Spencer decided to fight back by providing the Cecil Sheriff's Office with a new K-9.
"In our community, the drugs are taking over. This is a way we can get it back. Get involved in the community and take it back," said Spencer.
He donated the dog to the Cecil County Sheriff's Office.
Spencer owned a business in the Elkton area. It was broken into multiple times. He blames the drug problem for the burglaries.
Steve Basht, Roscoe's trainer and owner of the Sassafras Canine Service Academy near Calvert, trained Roscoe, a male yellow lab. "It's about building a relationship between you and the dog," said Basht. "We start when a dog is eight weeks old. And that's what we focus on- the relationship."
Basht has been training dogs for about 30 years. He uses a toy as a reward, not treats. "Dogs want to serve and bond. We breed dogs that want to serve," said Basht.
Spencer and Basht were at the Cecil Sheriff's Office last week to meet with deputies and receive thanks. Roscoe came into the room with his handler, DFC Michael Thomas. The K-9 was visibly excited when he was reunited with Basht. He began licking the trainer and wagging not only his tail, but his entire body.

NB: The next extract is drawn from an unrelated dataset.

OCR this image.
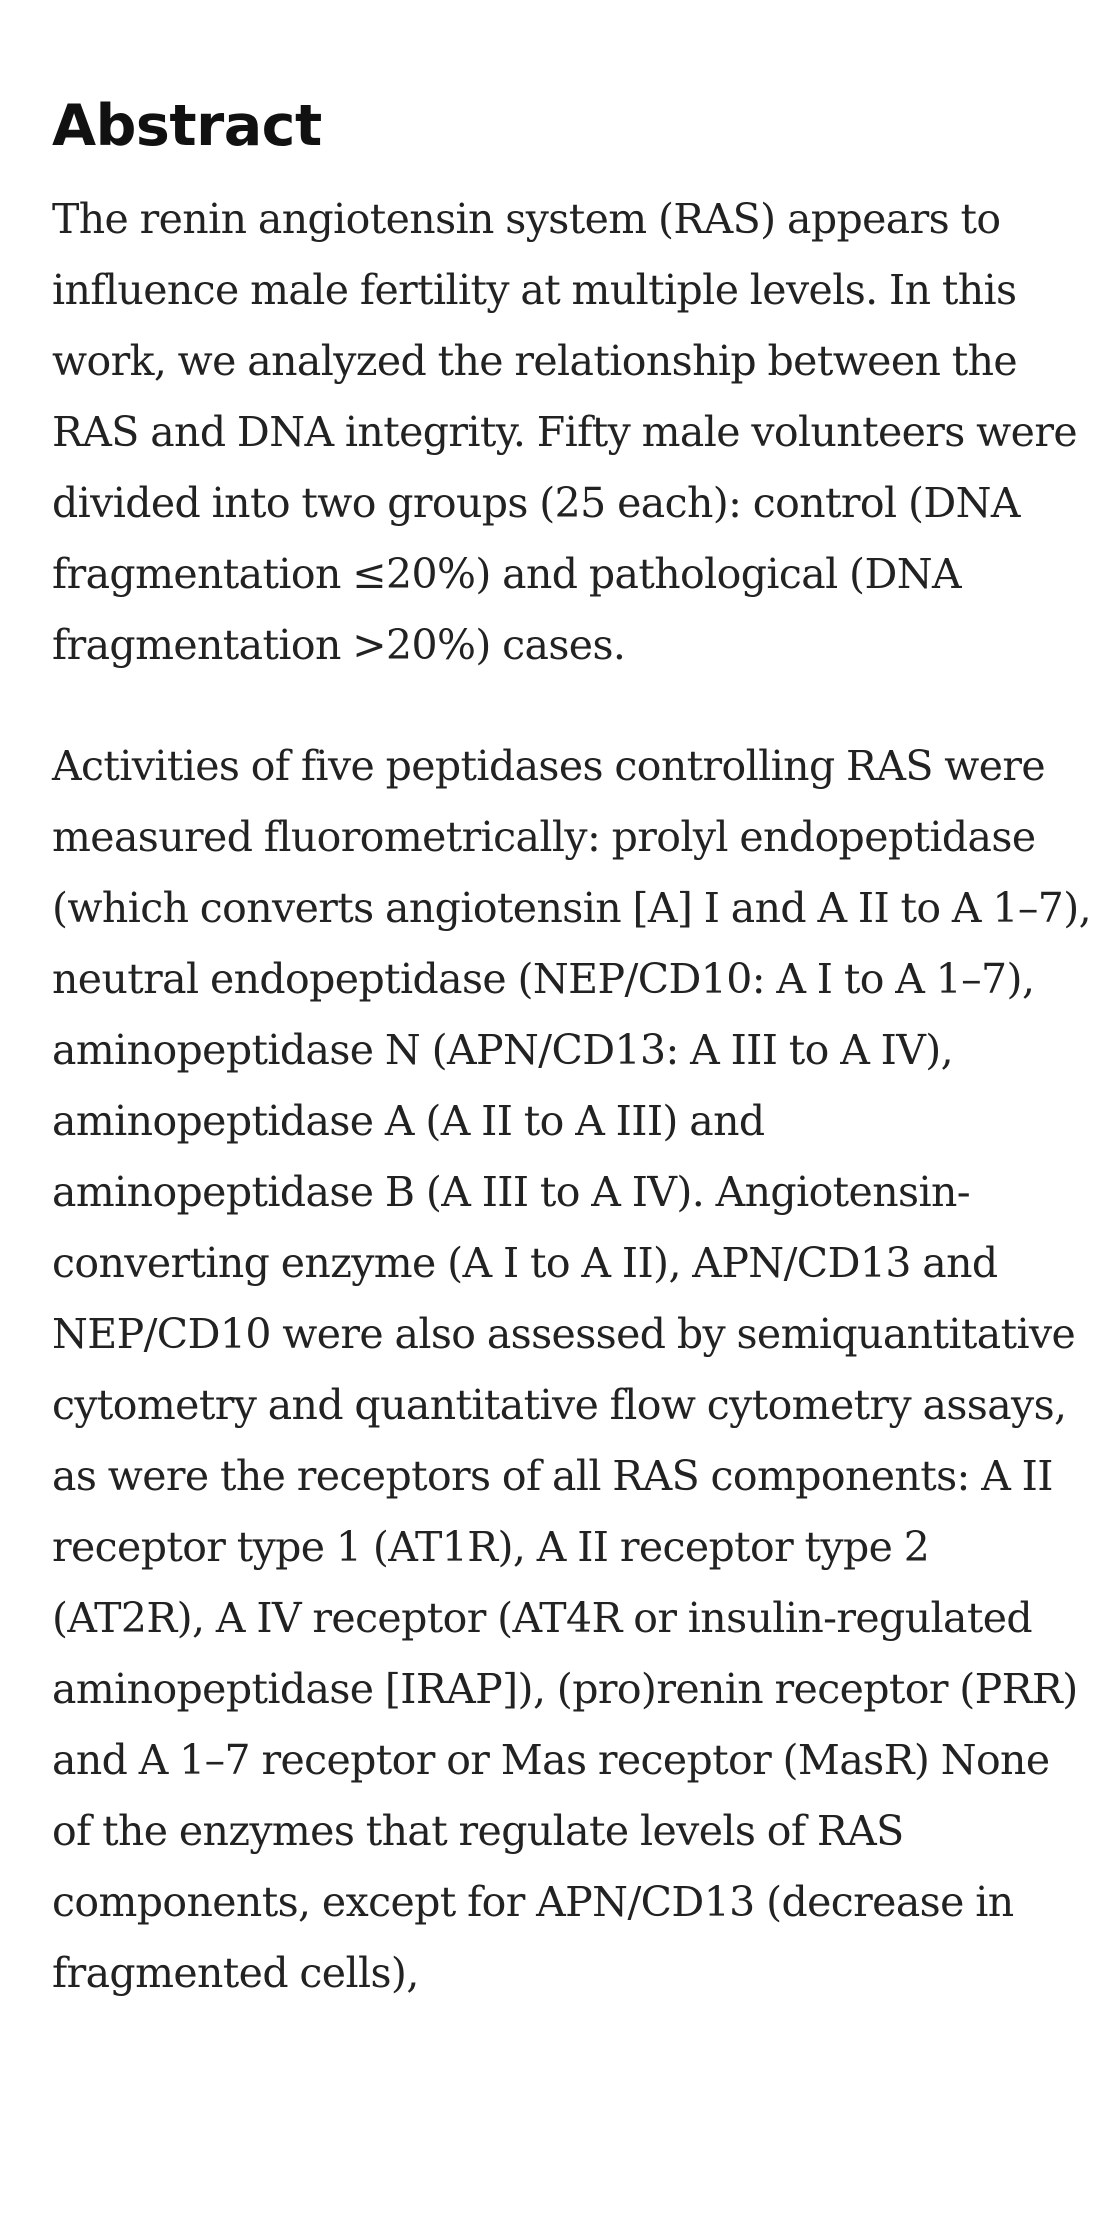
Abstract

The renin angiotensin system (RAS) appears to influence male fertility at multiple levels. In this work, we analyzed the relationship between the RAS and DNA integrity. Fifty male volunteers were divided into two groups (25 each): control (DNA fragmentation ≤20%) and pathological (DNA fragmentation >20%) cases.

Activities of five peptidases controlling RAS were measured fluorometrically: prolyl endopeptidase (which converts angiotensin [A] I and A II to A 1–7), neutral endopeptidase (NEP/CD10: A I to A 1–7), aminopeptidase N (APN/CD13: A III to A IV), aminopeptidase A (A II to A III) and aminopeptidase B (A III to A IV). Angiotensin-converting enzyme (A I to A II), APN/CD13 and NEP/CD10 were also assessed by semiquantitative cytometry and quantitative flow cytometry assays, as were the receptors of all RAS components: A II receptor type 1 (AT1R), A II receptor type 2 (AT2R), A IV receptor (AT4R or insulin-regulated aminopeptidase [IRAP]), (pro)renin receptor (PRR) and A 1–7 receptor or Mas receptor (MasR) None of the enzymes that regulate levels of RAS components, except for APN/CD13 (decrease in fragmented cells),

Roscoe and Thomas will begin the next phase of training, for drug dogs and handlers, in early November. Roscoe will be a drug detection dog.
"This dog is very impressive. The dog loves to work," said Sheriff Barry Janney.
"We haven't even scratched the surface of what dogs can do," said Basht.
DFC Michael Thomas said he has wanted to be a K-9 handler for several years. "I am super excited. He's awesome. We play all the time. He's non stop. If you don't stop him, he won't stop," said DFC Thomas.
Roscoe lives with Thomas and his family.